As Mason writes, “in a world where capital flows are large and unrestricted, the concrete activity of production and reproduction must constantly adjust itself to the changing whims of foreign investors” as they move capital from one industry to another, and one country to another.  Investment, or rather capital, needs to be democratized and put to use to meet human needs. The liberal premise that the export of U.S. capital benefits workers in other countries will no more save us than the right wing premise that foreign workers or foreign goods are our enemy.  Creating a real industrial policy in the U.S. that could direct investment away from off-shoring companies and to dying towns in the Midwest is a far better proposal for workers of all races than tariffs, immigration restrictions, or job retraining.  

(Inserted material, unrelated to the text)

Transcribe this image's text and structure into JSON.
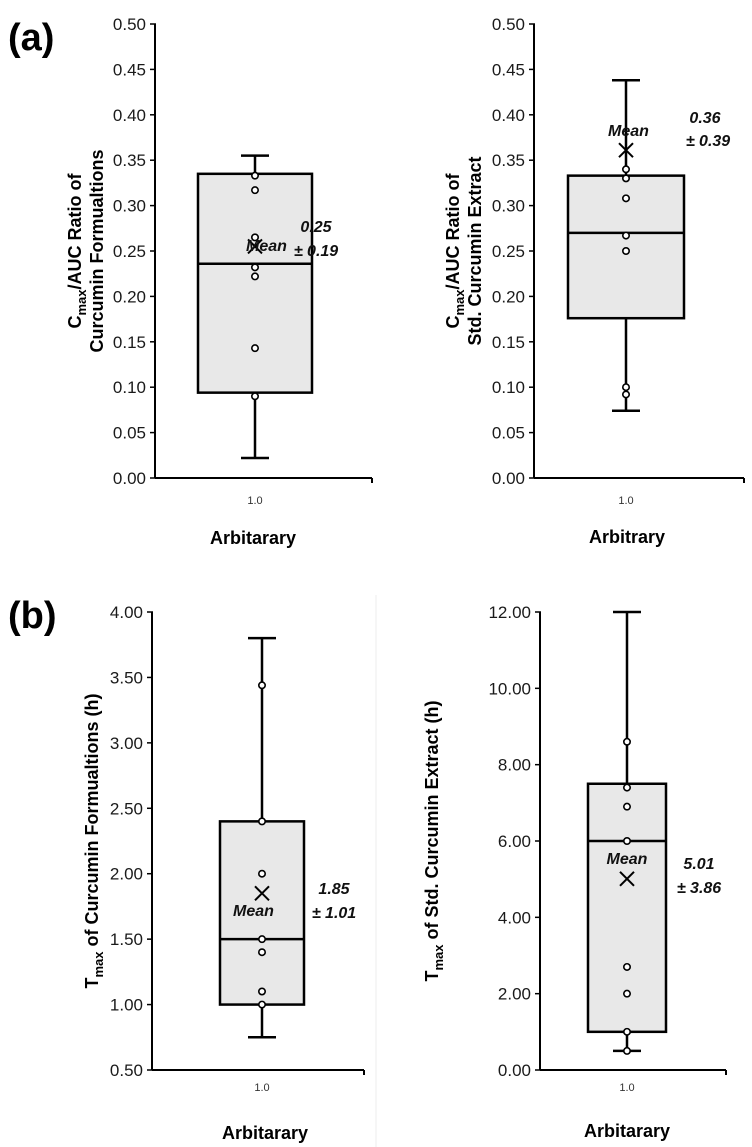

Of course it might seem strange in an essay about antisemitism and global imperialism to not mention Israel, one of the world’s last settler-colonial states.  For many on the Alt-Right, Richard Spencer’s declaration that he is a “white Zionist” positions Israel as an answer to the multiple, intersecting crises of globalization.  An “ethno state” in Alt-Right terminology, Israel serves an example of the kind of racially pure garrison state that can construct a coherent national identity against the chaotic forces of neoliberal capitalism.  Israel also solves the “Jewish Question” by removing Jews from the “the West” and perhaps more subtly, but more importantly, “territorializes” the Jew — neutralizes their cosmopolitan, transnational, multicultural diasporic identity and makes them like other bound, rooted members of a defined national culture.  While Spencer is a vile antisemite, he is not altogether wrong, in so far as Herzl and other founders of Israel imagined Zionism as a counter to the image of culturally fluid, racially impure, and rootless Jew.

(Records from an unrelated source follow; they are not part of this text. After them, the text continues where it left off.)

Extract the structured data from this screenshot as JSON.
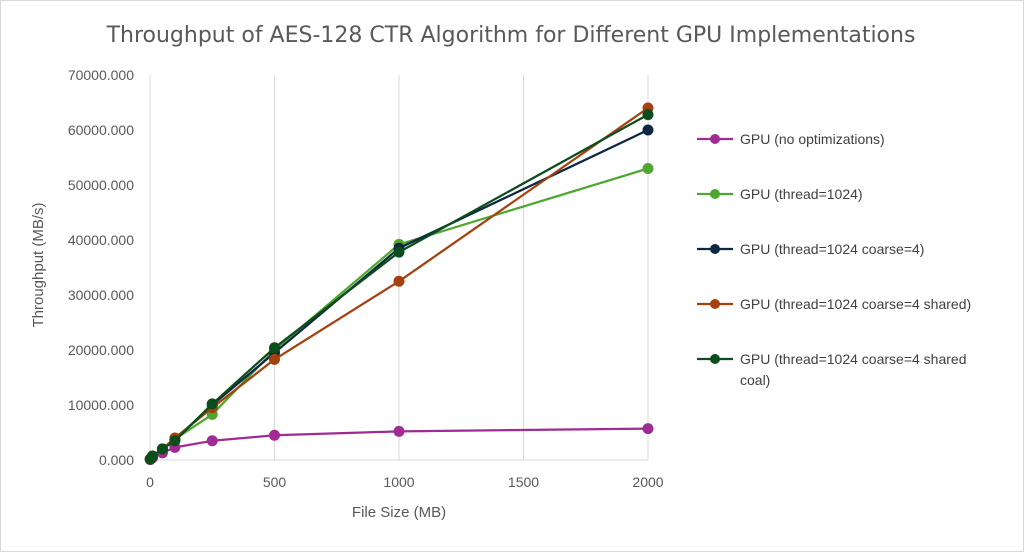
{
  "chart_data": {
    "type": "line",
    "title": "Throughput of AES-128 CTR Algorithm for Different GPU Implementations",
    "xlabel": "File Size (MB)",
    "ylabel": "Throughput (MB/s)",
    "xlim": [
      0,
      2000
    ],
    "ylim": [
      0,
      70000
    ],
    "x_ticks": [
      0,
      500,
      1000,
      1500,
      2000
    ],
    "x_tick_labels": [
      "0",
      "500",
      "1000",
      "1500",
      "2000"
    ],
    "y_ticks": [
      0,
      10000,
      20000,
      30000,
      40000,
      50000,
      60000,
      70000
    ],
    "y_tick_labels": [
      "0.000",
      "10000.000",
      "20000.000",
      "30000.000",
      "40000.000",
      "50000.000",
      "60000.000",
      "70000.000"
    ],
    "grid": "vertical",
    "legend_position": "right",
    "x": [
      1,
      10,
      50,
      100,
      250,
      500,
      1000,
      2000
    ],
    "series": [
      {
        "name": "GPU (no optimizations)",
        "legend_lines": [
          "GPU (no optimizations)"
        ],
        "color": "#a02b93",
        "values": [
          100,
          400,
          1300,
          2300,
          3500,
          4500,
          5200,
          5700
        ]
      },
      {
        "name": "GPU (thread=1024)",
        "legend_lines": [
          "GPU (thread=1024)"
        ],
        "color": "#4ea72e",
        "values": [
          150,
          700,
          2000,
          3800,
          8300,
          20000,
          39200,
          53000
        ]
      },
      {
        "name": "GPU (thread=1024 coarse=4)",
        "legend_lines": [
          "GPU (thread=1024 coarse=4)"
        ],
        "color": "#0e2841",
        "values": [
          150,
          700,
          2000,
          3700,
          10000,
          19500,
          38500,
          60000
        ]
      },
      {
        "name": "GPU (thread=1024 coarse=4 shared)",
        "legend_lines": [
          "GPU (thread=1024 coarse=4 shared)"
        ],
        "color": "#a5400f",
        "values": [
          150,
          700,
          2000,
          4000,
          9500,
          18300,
          32500,
          64000
        ]
      },
      {
        "name": "GPU (thread=1024 coarse=4 shared coal)",
        "legend_lines": [
          "GPU (thread=1024 coarse=4 shared",
          "coal)"
        ],
        "color": "#0b4d1c",
        "values": [
          150,
          700,
          2000,
          3500,
          10200,
          20400,
          37800,
          62800
        ]
      }
    ]
  }
}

Yet Israel, as Ali Abunimah points out in Battle for Justice in Palestine, is fully integrated in both neoliberal global capital markets, as well as the military circuits of U.S. empire.  Israeli weapons, biotech, agricultural, and IT firms compete globally, engage in foreign direct investment, and park a great deal of their assets abroad.  Far from being the classless utopia of the Kibbutzim, according an OECD report, Israel is one of the most unequal societies in the Western world, even among Jews.  While Israel is exceptional in so far as it explicitly defines its borders and identity in demographic terms, it is not exceptional in so far as it is subject to the same global pressures on wages, real estate speculation, austerity, balance of payment traps, and so on, even for its majority Jewish citizens.  If one wants to conduct a materialist analysis about the right-wing lurch of Israeli society and its increasingly intractable inability to make peace with Palestinians, one would need to also consider the ways that Israel has adopted a racially defined, right-wing nationalism as an ideological hedge against its own economic unraveling.  The irony that a Jewish state should adopt such a political posture merely reinforces Althusser’s insight that history, or perhaps rather capitalism, is a process without a stable subject.

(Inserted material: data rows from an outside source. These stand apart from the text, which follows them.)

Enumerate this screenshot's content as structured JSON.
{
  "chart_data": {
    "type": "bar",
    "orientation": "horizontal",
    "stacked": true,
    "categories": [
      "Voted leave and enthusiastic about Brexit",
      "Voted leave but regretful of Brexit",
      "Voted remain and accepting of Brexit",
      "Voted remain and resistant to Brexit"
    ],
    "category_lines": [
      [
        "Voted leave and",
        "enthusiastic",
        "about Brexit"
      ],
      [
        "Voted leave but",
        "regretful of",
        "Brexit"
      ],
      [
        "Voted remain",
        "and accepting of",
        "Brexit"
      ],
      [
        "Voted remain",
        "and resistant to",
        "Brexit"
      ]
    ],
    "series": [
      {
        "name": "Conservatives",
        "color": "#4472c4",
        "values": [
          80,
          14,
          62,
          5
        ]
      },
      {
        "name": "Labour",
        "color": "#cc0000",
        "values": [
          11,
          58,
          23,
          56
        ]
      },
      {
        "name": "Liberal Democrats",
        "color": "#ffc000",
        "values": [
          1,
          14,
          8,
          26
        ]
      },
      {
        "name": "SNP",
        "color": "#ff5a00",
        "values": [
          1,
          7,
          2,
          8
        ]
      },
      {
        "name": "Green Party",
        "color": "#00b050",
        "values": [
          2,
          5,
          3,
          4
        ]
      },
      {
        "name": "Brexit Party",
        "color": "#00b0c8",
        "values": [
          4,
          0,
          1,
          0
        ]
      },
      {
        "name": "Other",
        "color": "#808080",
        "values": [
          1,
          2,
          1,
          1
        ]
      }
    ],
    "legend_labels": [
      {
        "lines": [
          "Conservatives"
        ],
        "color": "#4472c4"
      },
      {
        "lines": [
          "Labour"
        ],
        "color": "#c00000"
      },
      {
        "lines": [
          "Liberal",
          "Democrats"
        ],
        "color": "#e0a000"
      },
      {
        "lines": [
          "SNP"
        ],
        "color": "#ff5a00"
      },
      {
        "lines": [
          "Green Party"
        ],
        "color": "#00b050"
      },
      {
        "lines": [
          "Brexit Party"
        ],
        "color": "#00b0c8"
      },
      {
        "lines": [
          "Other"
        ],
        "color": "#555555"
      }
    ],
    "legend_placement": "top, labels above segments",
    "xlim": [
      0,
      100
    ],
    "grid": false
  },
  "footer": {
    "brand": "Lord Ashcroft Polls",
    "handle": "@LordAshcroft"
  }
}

While talk of trade policy may seem esoteric, the implications are gut simple.  If the left does not develop a real analysis and critique of what we call “globalization,” we have ceded the issue to the Right. And the Right, make no mistake, is winning: given the option between “globalization” and liberalism, Americans, Europeans, Russians, and, increasingly, the Chinese are returning to nationalism — and to open antisemitism. Bannon is clearly wrong about most things, as is Trump, but they have a clear, easy to understand analysis of why good, union jobs have left the Midwest, and a proposal, however misguided, for what to do. As Martiniquan poet and politician Aimé Césaire reminds us, the Holocaust of Europe can trace its origins, or at least, its architecture, to the colonial genocides in Africa and the Americas.  Antisemitism, for Césaire, is always already linked to a global imaginary of race and exploitation.  And in this way, if we care about antisemitism, we also need to start caring about trade or, as I would say, imperialism.